Her cute little car’s parked, headlights on, in front of our house. I’m dirty. I stink. I’m exhausted, and my house is a mess.
“You sounded like maybe you could use a hand.” Beth walks toward me, her eyes wide. “I was on my way over anyway.”
“Can you hand me that screwdriver?” I ask. “I need to adjust this.”
She spends the next half hour handing me tools and rewinding videos to show me what to do. I’m pretty proud of myself for getting the sprinklers fixed before Mandy’s people arrive to pump the septic.
Unfortunately, Mom gets home just in time to help me scrub the bathrooms and floors. Even then, Beth insists on staying to help. When it’s finally done and the house is clean—just in time, because we’re all super filthy—I apologize.
“I’m sure that’s not anywhere on your list of how you’d like to spend your weekend.”
“Actually,” Beth says, “it was probably more fun than I would have had at home.”
“Ouch,” I say. “Are things really that bad?”
She nods slowly. “I ticked my parents off, but they deserved it. It’s been bad lately. My mom. . .isn’t happy. My dad. . .is greedy and that makes him miserable. It’s just.” She shrugs. “It’s bad.”
As awful as the past weekend was, maybe it’s for the best that I got delayed. When I look at Beth I feel at peace. I feel calm. I feel warm and happy. I guess that means that being her friend for a little longer isn’t so awful.
And maybe what we both need the most right nowisa friend.
16
Beth
There’s something freeing about realizing the truth about people. For years, I’ve known my dad wasn’t the hero most girls believed their dads to be. But he also took me to daddy daughter dances. He bought me dolls. Clothes. Jewelry. He put a roof over my head, and he never beat me or attacked me like I know some dads can.
He told me he loved me.
It made it hard for me to know what to think about him. And then when Aunt Donna came home, I watched her dad treat her like an indentured servant. I saw him yell horrible things at her. I saw him take swings at her, the very person who was caring for him.
I know there are worse people than my dad.
So I made excuses for him.
But hearing that he got his own sister fired because she had the audacity to ask for part of their inheritance?
And then discovering from Izzy that he had been lying all along—Grandpa and Grandma had changed their minds. They didn’t want to cut her out. They wanted Dad to share what they left with her. He knew that.
And he lied to her anyway.
And he lied to me about it.
My dad may not be a serial killer, but that doesn’t mean he’s a hero.
There are many shades of gray in between absolute good and absolute bad, but I do know that I want to fall on the side of white, or as close as I can get to it.
I’m eighteen now, but I’m still living at home, waiting to graduate.
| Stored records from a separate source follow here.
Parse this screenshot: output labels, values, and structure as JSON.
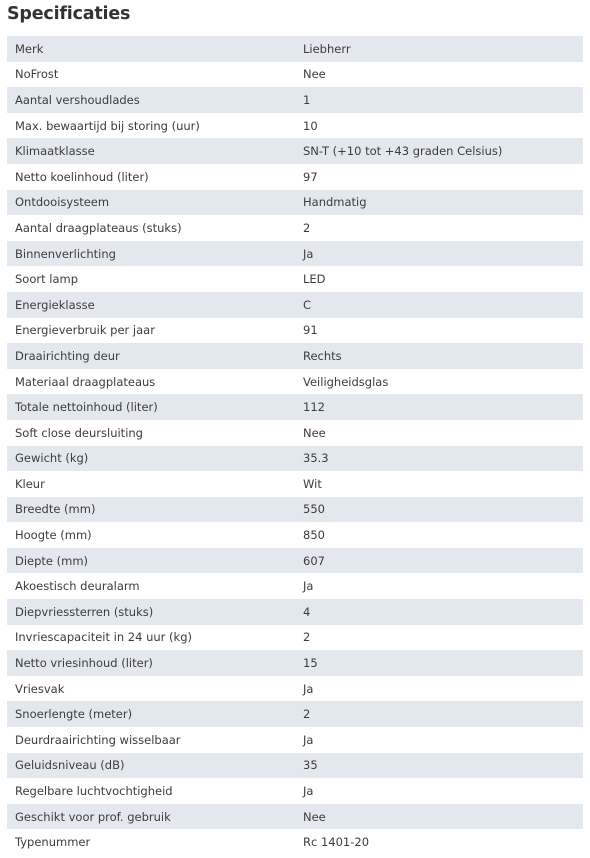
{
  "title": "Specificaties",
  "rows": [
    {
      "label": "Merk",
      "value": "Liebherr"
    },
    {
      "label": "NoFrost",
      "value": "Nee"
    },
    {
      "label": "Aantal vershoudlades",
      "value": "1"
    },
    {
      "label": "Max. bewaartijd bij storing (uur)",
      "value": "10"
    },
    {
      "label": "Klimaatklasse",
      "value": "SN-T (+10 tot +43 graden Celsius)"
    },
    {
      "label": "Netto koelinhoud (liter)",
      "value": "97"
    },
    {
      "label": "Ontdooisysteem",
      "value": "Handmatig"
    },
    {
      "label": "Aantal draagplateaus (stuks)",
      "value": "2"
    },
    {
      "label": "Binnenverlichting",
      "value": "Ja"
    },
    {
      "label": "Soort lamp",
      "value": "LED"
    },
    {
      "label": "Energieklasse",
      "value": "C"
    },
    {
      "label": "Energieverbruik per jaar",
      "value": "91"
    },
    {
      "label": "Draairichting deur",
      "value": "Rechts"
    },
    {
      "label": "Materiaal draagplateaus",
      "value": "Veiligheidsglas"
    },
    {
      "label": "Totale nettoinhoud (liter)",
      "value": "112"
    },
    {
      "label": "Soft close deursluiting",
      "value": "Nee"
    },
    {
      "label": "Gewicht (kg)",
      "value": "35.3"
    },
    {
      "label": "Kleur",
      "value": "Wit"
    },
    {
      "label": "Breedte (mm)",
      "value": "550"
    },
    {
      "label": "Hoogte (mm)",
      "value": "850"
    },
    {
      "label": "Diepte (mm)",
      "value": "607"
    },
    {
      "label": "Akoestisch deuralarm",
      "value": "Ja"
    },
    {
      "label": "Diepvriessterren (stuks)",
      "value": "4"
    },
    {
      "label": "Invriescapaciteit in 24 uur (kg)",
      "value": "2"
    },
    {
      "label": "Netto vriesinhoud (liter)",
      "value": "15"
    },
    {
      "label": "Vriesvak",
      "value": "Ja"
    },
    {
      "label": "Snoerlengte (meter)",
      "value": "2"
    },
    {
      "label": "Deurdraairichting wisselbaar",
      "value": "Ja"
    },
    {
      "label": "Geluidsniveau (dB)",
      "value": "35"
    },
    {
      "label": "Regelbare luchtvochtigheid",
      "value": "Ja"
    },
    {
      "label": "Geschikt voor prof. gebruik",
      "value": "Nee"
    },
    {
      "label": "Typenummer",
      "value": "Rc 1401-20"
    }
  ]
}
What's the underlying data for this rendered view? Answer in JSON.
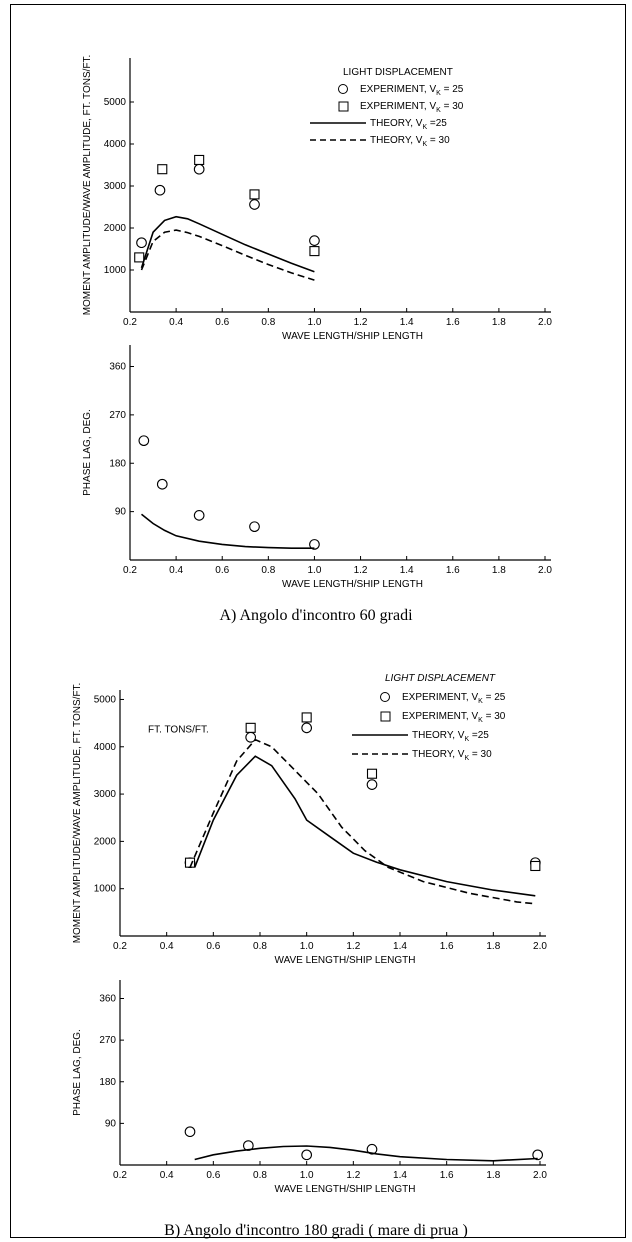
{
  "captions": {
    "a": "A) Angolo d'incontro 60 gradi",
    "b": "B) Angolo d'incontro 180 gradi ( mare di prua )"
  },
  "chart_data": [
    {
      "id": "a_moment",
      "type": "scatter",
      "title": "",
      "xlabel": "WAVE LENGTH/SHIP LENGTH",
      "ylabel": "MOMENT AMPLITUDE/WAVE AMPLITUDE, FT. TONS/FT.",
      "xlim": [
        0.2,
        2.0
      ],
      "ylim": [
        0,
        6000
      ],
      "x_ticks": [
        "0.2",
        "0.4",
        "0.6",
        "0.8",
        "1.0",
        "1.2",
        "1.4",
        "1.6",
        "1.8",
        "2.0"
      ],
      "y_ticks": [
        "1000",
        "2000",
        "3000",
        "4000",
        "5000"
      ],
      "legend": {
        "title": "LIGHT DISPLACEMENT",
        "entries": [
          {
            "label": "EXPERIMENT, V",
            "sub": "K",
            "value": " = 25",
            "marker": "circle"
          },
          {
            "label": "EXPERIMENT, V",
            "sub": "K",
            "value": " = 30",
            "marker": "square"
          },
          {
            "label": "THEORY, V",
            "sub": "K",
            "value": " =25",
            "marker": "solid"
          },
          {
            "label": "THEORY, V",
            "sub": "K",
            "value": " = 30",
            "marker": "dashed"
          }
        ]
      },
      "series": [
        {
          "name": "EXPERIMENT, VK = 25",
          "kind": "circle",
          "points": [
            [
              0.25,
              1650
            ],
            [
              0.33,
              2900
            ],
            [
              0.5,
              3400
            ],
            [
              0.74,
              2560
            ],
            [
              1.0,
              1700
            ]
          ]
        },
        {
          "name": "EXPERIMENT, VK = 30",
          "kind": "square",
          "points": [
            [
              0.24,
              1300
            ],
            [
              0.34,
              3400
            ],
            [
              0.5,
              3620
            ],
            [
              0.74,
              2800
            ],
            [
              1.0,
              1450
            ]
          ]
        },
        {
          "name": "THEORY, VK =25",
          "kind": "solid",
          "points": [
            [
              0.25,
              1050
            ],
            [
              0.3,
              1900
            ],
            [
              0.35,
              2180
            ],
            [
              0.4,
              2270
            ],
            [
              0.45,
              2220
            ],
            [
              0.5,
              2100
            ],
            [
              0.6,
              1850
            ],
            [
              0.7,
              1600
            ],
            [
              0.8,
              1380
            ],
            [
              0.9,
              1160
            ],
            [
              1.0,
              960
            ]
          ]
        },
        {
          "name": "THEORY, VK = 30",
          "kind": "dashed",
          "points": [
            [
              0.25,
              1000
            ],
            [
              0.3,
              1680
            ],
            [
              0.35,
              1900
            ],
            [
              0.4,
              1950
            ],
            [
              0.45,
              1890
            ],
            [
              0.5,
              1800
            ],
            [
              0.6,
              1580
            ],
            [
              0.7,
              1350
            ],
            [
              0.8,
              1130
            ],
            [
              0.9,
              930
            ],
            [
              1.0,
              760
            ]
          ]
        }
      ]
    },
    {
      "id": "a_phase",
      "type": "scatter",
      "title": "",
      "xlabel": "WAVE LENGTH/SHIP LENGTH",
      "ylabel": "PHASE LAG, DEG.",
      "xlim": [
        0.2,
        2.0
      ],
      "ylim": [
        0,
        400
      ],
      "x_ticks": [
        "0.2",
        "0.4",
        "0.6",
        "0.8",
        "1.0",
        "1.2",
        "1.4",
        "1.6",
        "1.8",
        "2.0"
      ],
      "y_ticks": [
        "90",
        "180",
        "270",
        "360"
      ],
      "series": [
        {
          "name": "EXPERIMENT, VK = 25",
          "kind": "circle",
          "points": [
            [
              0.26,
              222
            ],
            [
              0.34,
              141
            ],
            [
              0.5,
              83
            ],
            [
              0.74,
              62
            ],
            [
              1.0,
              29
            ]
          ]
        },
        {
          "name": "THEORY, VK =25",
          "kind": "solid",
          "points": [
            [
              0.25,
              85
            ],
            [
              0.3,
              68
            ],
            [
              0.35,
              55
            ],
            [
              0.4,
              45
            ],
            [
              0.5,
              35
            ],
            [
              0.6,
              29
            ],
            [
              0.7,
              25
            ],
            [
              0.8,
              23
            ],
            [
              0.9,
              22
            ],
            [
              1.0,
              22
            ]
          ]
        }
      ]
    },
    {
      "id": "b_moment",
      "type": "scatter",
      "title": "",
      "xlabel": "WAVE LENGTH/SHIP LENGTH",
      "ylabel": "MOMENT AMPLITUDE/WAVE AMPLITUDE, FT. TONS/FT.",
      "xlim": [
        0.2,
        2.0
      ],
      "ylim": [
        0,
        5200
      ],
      "x_ticks": [
        "0.2",
        "0.4",
        "0.6",
        "0.8",
        "1.0",
        "1.2",
        "1.4",
        "1.6",
        "1.8",
        "2.0"
      ],
      "y_ticks": [
        "1000",
        "2000",
        "3000",
        "4000",
        "5000"
      ],
      "annotation": "FT. TONS/FT.",
      "legend": {
        "title": "LIGHT DISPLACEMENT",
        "entries": [
          {
            "label": "EXPERIMENT, V",
            "sub": "K",
            "value": " = 25",
            "marker": "circle"
          },
          {
            "label": "EXPERIMENT, V",
            "sub": "K",
            "value": " = 30",
            "marker": "square"
          },
          {
            "label": "THEORY, V",
            "sub": "K",
            "value": " =25",
            "marker": "solid"
          },
          {
            "label": "THEORY, V",
            "sub": "K",
            "value": " = 30",
            "marker": "dashed"
          }
        ]
      },
      "series": [
        {
          "name": "EXPERIMENT, VK = 25",
          "kind": "circle",
          "points": [
            [
              0.5,
              1550
            ],
            [
              0.76,
              4200
            ],
            [
              1.0,
              4400
            ],
            [
              1.28,
              3200
            ],
            [
              1.98,
              1550
            ]
          ]
        },
        {
          "name": "EXPERIMENT, VK = 30",
          "kind": "square",
          "points": [
            [
              0.5,
              1550
            ],
            [
              0.76,
              4400
            ],
            [
              1.0,
              4620
            ],
            [
              1.28,
              3430
            ],
            [
              1.98,
              1480
            ]
          ]
        },
        {
          "name": "THEORY, VK =25",
          "kind": "solid",
          "points": [
            [
              0.52,
              1450
            ],
            [
              0.6,
              2450
            ],
            [
              0.7,
              3400
            ],
            [
              0.78,
              3800
            ],
            [
              0.85,
              3600
            ],
            [
              0.95,
              2900
            ],
            [
              1.0,
              2450
            ],
            [
              1.1,
              2100
            ],
            [
              1.2,
              1750
            ],
            [
              1.3,
              1560
            ],
            [
              1.4,
              1400
            ],
            [
              1.6,
              1150
            ],
            [
              1.8,
              970
            ],
            [
              1.98,
              850
            ]
          ]
        },
        {
          "name": "THEORY, VK = 30",
          "kind": "dashed",
          "points": [
            [
              0.5,
              1450
            ],
            [
              0.6,
              2600
            ],
            [
              0.7,
              3700
            ],
            [
              0.78,
              4150
            ],
            [
              0.85,
              4000
            ],
            [
              0.95,
              3500
            ],
            [
              1.05,
              3000
            ],
            [
              1.15,
              2300
            ],
            [
              1.25,
              1800
            ],
            [
              1.35,
              1450
            ],
            [
              1.5,
              1150
            ],
            [
              1.7,
              900
            ],
            [
              1.9,
              720
            ],
            [
              1.98,
              680
            ]
          ]
        }
      ]
    },
    {
      "id": "b_phase",
      "type": "scatter",
      "title": "",
      "xlabel": "WAVE LENGTH/SHIP LENGTH",
      "ylabel": "PHASE LAG, DEG.",
      "xlim": [
        0.2,
        2.0
      ],
      "ylim": [
        0,
        400
      ],
      "x_ticks": [
        "0.2",
        "0.4",
        "0.6",
        "0.8",
        "1.0",
        "1.2",
        "1.4",
        "1.6",
        "1.8",
        "2.0"
      ],
      "y_ticks": [
        "90",
        "180",
        "270",
        "360"
      ],
      "series": [
        {
          "name": "EXPERIMENT, VK = 25",
          "kind": "circle",
          "points": [
            [
              0.5,
              72
            ],
            [
              0.75,
              42
            ],
            [
              1.0,
              22
            ],
            [
              1.28,
              34
            ],
            [
              1.99,
              22
            ]
          ]
        },
        {
          "name": "THEORY, VK =25",
          "kind": "solid",
          "points": [
            [
              0.52,
              12
            ],
            [
              0.6,
              22
            ],
            [
              0.7,
              30
            ],
            [
              0.8,
              36
            ],
            [
              0.9,
              40
            ],
            [
              1.0,
              41
            ],
            [
              1.1,
              38
            ],
            [
              1.2,
              32
            ],
            [
              1.3,
              24
            ],
            [
              1.4,
              18
            ],
            [
              1.6,
              12
            ],
            [
              1.8,
              9
            ],
            [
              1.99,
              14
            ]
          ]
        }
      ]
    }
  ]
}
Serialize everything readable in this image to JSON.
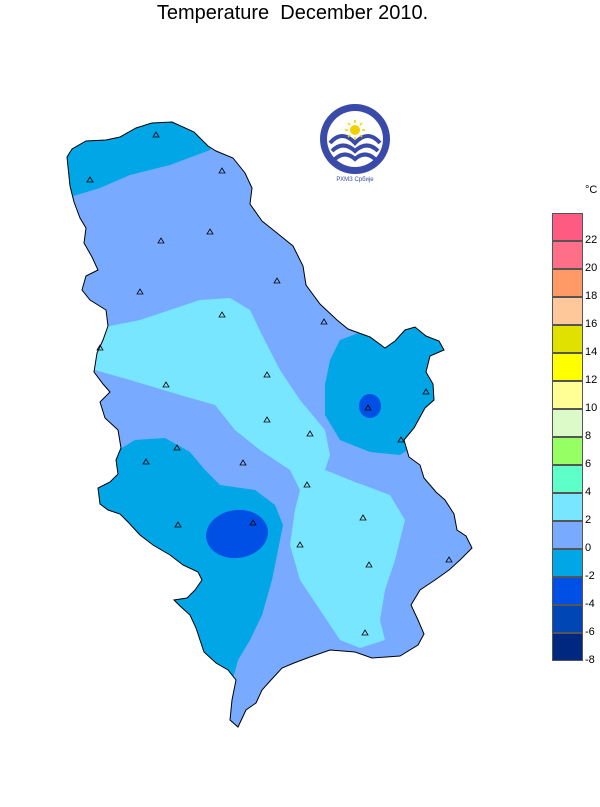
{
  "title": "Temperature  December 2010.",
  "unit": "°C",
  "logo": {
    "text": "РХМЗ  Србије",
    "icon": "rhmz-logo"
  },
  "legend": {
    "classes": [
      {
        "label": "22",
        "color": "#ff5a82"
      },
      {
        "label": "20",
        "color": "#ff7088"
      },
      {
        "label": "18",
        "color": "#ff9966"
      },
      {
        "label": "16",
        "color": "#ffc89a"
      },
      {
        "label": "14",
        "color": "#e1e100"
      },
      {
        "label": "12",
        "color": "#ffff00"
      },
      {
        "label": "10",
        "color": "#ffff96"
      },
      {
        "label": "8",
        "color": "#dcfac8"
      },
      {
        "label": "6",
        "color": "#96ff64"
      },
      {
        "label": "4",
        "color": "#5effc8"
      },
      {
        "label": "2",
        "color": "#78e6ff"
      },
      {
        "label": "0",
        "color": "#78aaff"
      },
      {
        "label": "-2",
        "color": "#00a6e6"
      },
      {
        "label": "-4",
        "color": "#0050e6"
      },
      {
        "label": "-6",
        "color": "#0046b4"
      },
      {
        "label": "-8",
        "color": "#002880"
      }
    ],
    "top_label": ""
  },
  "zone_colors": {
    "above_0": "#78aaff",
    "above_2": "#78e6ff",
    "below_0": "#00a6e6",
    "below_minus2": "#0050e6"
  },
  "stations": {
    "marker": "triangle-icon",
    "count": 30
  }
}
So my revelation didn’t really change a whole lot, but it did impact how I spent my time. Instead of spending a lot of time at home, begging for scraps from Dad and hoping Mom would have a few good weeks, I spent more time away. I spent time with Izzy. Time with Aunt Donna and Aiden. Time with friends on the paper at school.
And I applied to UCLA.
It’s a long shot, but I had to at least try. I also applied to a half dozen other, less prestigious schools. But to be honest, even that was a little half-hearted. The more time I spend taking photos, the less I want to do anything else. I know UCLA and other colleges have great programs for photography, but I’m not sure they’re really the best way to learn. Even if that’s where Mom went to study art, and even if she had a promising career before her accident, I’m not sold on college at all.
So when the letter comes from UCLA telling me I’m on their waitlist, it doesn’t wreck me.
UCLA doesn’t have the market cornered on photographic skill.
The world isn’t black and white, but there is truth out there, and I see it much more clearly through the lens of my camera. People lie all the time, but their faces, their expressions, and their actions rarely lie.